BOSTON (AP) – Democratic National Convention planners thought they’d talked about every possible effect of the widespread road closures needed for convention security. But they forgot about the morticians.
State Sen. Steven A. Baddour, cochairman of the Joint Committee on Transportation, said an operator of a Haverhill, Mass., funeral home called wondering how they were supposed to transport the dead during the shutdown of some 40 miles of roadway during the conventions.
“I thought we had talked about it all,” Baddour told the Boston Globe. “They raised a legitimate point: What are they supposed to do with the bodies? It’s an area I’m sure no one thought of.”
Baddour set up a meeting at the State House in Boston with convention security officials, who told funeral directors they would try to find ways to accommodate hearses entering the security zone to recover bodies.
Despite the assurances, some funeral directors say security restrictions, road closures, and convention-related traffic mean that funerals in downtown Boston could all but come to a halt during the week of the convention.
The problem is bigger than the inconvenience to families who decide to delay memorial services and burials, funeral directors said. Many nursing homes and some hospitals, most notably Spaulding Rehabilitation Hospital next door to the FleetCenter in Boston, lack refrigerated facilities for storing bodies.
“And it’s not exactly the coolest time of year,” said David Casper of Casper Funeral Home in South Boston.

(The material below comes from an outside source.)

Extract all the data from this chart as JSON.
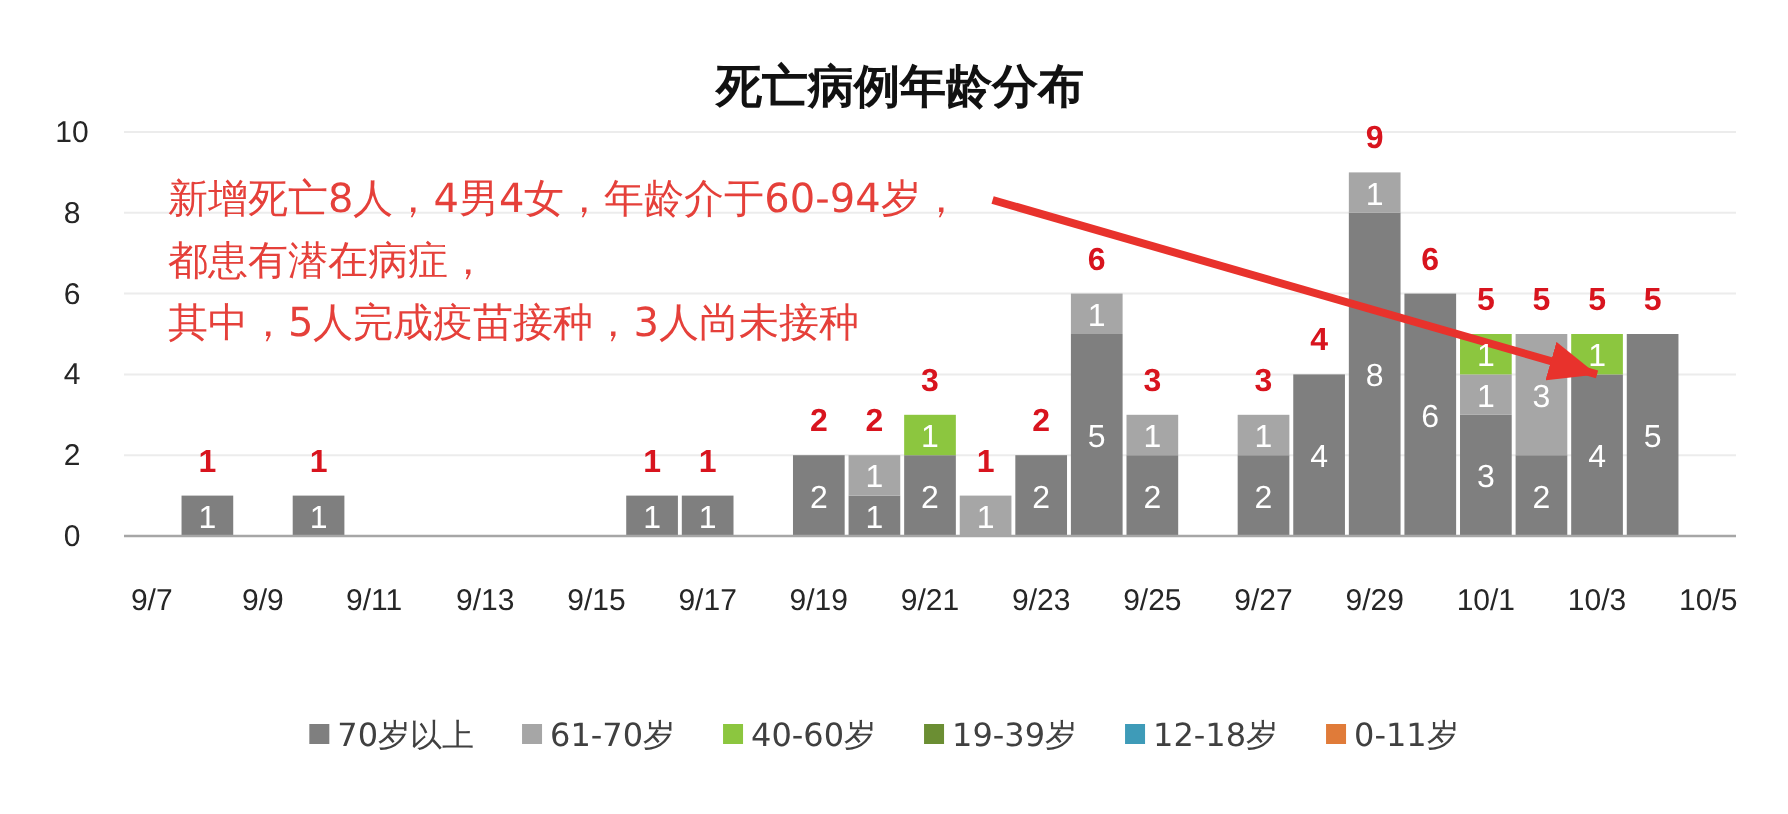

After last week’s meeting, security officials promised to let hearses into high-security areas if funeral directors call in advance.
But some funeral homes plan to make trips early in the morning.
“You might have to go five miles north and turn around just to go to a place that’s a mile north of you,” said Dino Manca, director of Joseph A. Langone Jr. Funeral Home in Boston’s North End. “I guess we’ll do it after midnight if we have to.”
At Spaulding, where 296 beds are often occupied by elderly patients, officials plan to work with nearby Massachusetts General Hospital to transport bodies to refrigerated facilities if need be.
“We have a relationship with Mass. General,” Spaulding spokeswoman Christine McDonald said. “We will work with them, if for some reason we need to transport a body.”